他用袖角擦去嘴角血迹,眼神锐得像剑,可转瞬就沉了下去。
这杯毒酒不过是开胃小菜,李斯他们真正的杀招,是楚王眼底没散的猜忌,是宗室嘴里“功高震主”的闲话,是对着陆云许的那些暗箭。
他能逼出体内的毒,却驱不散朝堂的浊流;
能自证清白,却解不开帝王心里的疙瘩。
他走到窗边,推开条缝,北境的寒风灌进来,吹得烛火剧烈摇晃。
驿馆外的巷口,两个便服身影正缩着脖子徘徊——
李斯派来的尾巴。
宁无尘冷笑,摸出枚铜钱捏在指间,指节一发力,铜钱“咻”地破空而去,精准打在巷口的灯笼上。

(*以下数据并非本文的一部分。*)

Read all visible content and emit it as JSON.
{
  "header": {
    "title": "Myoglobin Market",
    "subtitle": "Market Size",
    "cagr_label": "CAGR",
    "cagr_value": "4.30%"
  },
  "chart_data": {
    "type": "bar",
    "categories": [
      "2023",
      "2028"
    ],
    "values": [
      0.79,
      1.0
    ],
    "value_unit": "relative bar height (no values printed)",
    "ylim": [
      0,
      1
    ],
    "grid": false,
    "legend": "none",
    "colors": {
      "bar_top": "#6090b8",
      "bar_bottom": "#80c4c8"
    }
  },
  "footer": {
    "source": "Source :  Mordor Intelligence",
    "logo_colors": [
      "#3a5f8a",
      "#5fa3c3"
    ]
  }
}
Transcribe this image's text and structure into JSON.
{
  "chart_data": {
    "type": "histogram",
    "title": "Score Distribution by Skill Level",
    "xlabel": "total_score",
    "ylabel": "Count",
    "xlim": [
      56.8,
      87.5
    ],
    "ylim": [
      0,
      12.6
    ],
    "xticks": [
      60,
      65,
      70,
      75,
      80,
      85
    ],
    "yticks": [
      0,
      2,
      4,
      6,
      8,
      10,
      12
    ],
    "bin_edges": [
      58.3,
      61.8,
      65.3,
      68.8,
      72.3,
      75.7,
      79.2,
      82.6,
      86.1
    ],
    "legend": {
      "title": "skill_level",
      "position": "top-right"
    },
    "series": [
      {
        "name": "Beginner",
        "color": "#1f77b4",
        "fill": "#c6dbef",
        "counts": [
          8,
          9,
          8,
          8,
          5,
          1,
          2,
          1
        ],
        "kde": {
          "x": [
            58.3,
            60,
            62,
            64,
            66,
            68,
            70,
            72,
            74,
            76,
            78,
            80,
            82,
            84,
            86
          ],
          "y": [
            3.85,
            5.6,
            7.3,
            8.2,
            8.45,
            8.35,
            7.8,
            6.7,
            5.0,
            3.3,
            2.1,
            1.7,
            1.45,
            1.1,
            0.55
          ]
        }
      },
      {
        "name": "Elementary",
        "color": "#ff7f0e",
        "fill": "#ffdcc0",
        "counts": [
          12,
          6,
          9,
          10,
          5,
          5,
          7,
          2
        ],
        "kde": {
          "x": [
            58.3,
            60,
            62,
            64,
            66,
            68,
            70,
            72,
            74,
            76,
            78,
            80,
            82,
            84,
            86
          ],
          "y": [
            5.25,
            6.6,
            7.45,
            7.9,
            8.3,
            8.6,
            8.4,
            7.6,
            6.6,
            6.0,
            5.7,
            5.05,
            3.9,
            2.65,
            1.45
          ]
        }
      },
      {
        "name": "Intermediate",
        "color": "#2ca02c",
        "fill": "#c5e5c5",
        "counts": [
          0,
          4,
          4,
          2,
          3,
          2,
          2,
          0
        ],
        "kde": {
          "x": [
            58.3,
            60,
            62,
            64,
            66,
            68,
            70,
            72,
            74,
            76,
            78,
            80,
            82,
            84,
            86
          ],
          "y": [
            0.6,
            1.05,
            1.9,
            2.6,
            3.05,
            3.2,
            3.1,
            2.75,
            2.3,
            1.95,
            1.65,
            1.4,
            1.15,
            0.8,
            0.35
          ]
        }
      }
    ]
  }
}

“啪”的一声,灯笼灭了,那两个身影“哎哟”一声,慌慌张张缩进了暗处。
他收回目光,手按在胸口——
那里藏着块北境特制的传信玉符。
得赶紧给陆云许送信,让那孩子收敛点锋芒,别再像头小豹子似的往前冲,都城来的明枪暗箭,比黑风岭的狼妖毒多了。
风卷着烛火晃过他的脸,玄铁劲装的冷光映着他眼底的忧色,这夜,还长得很。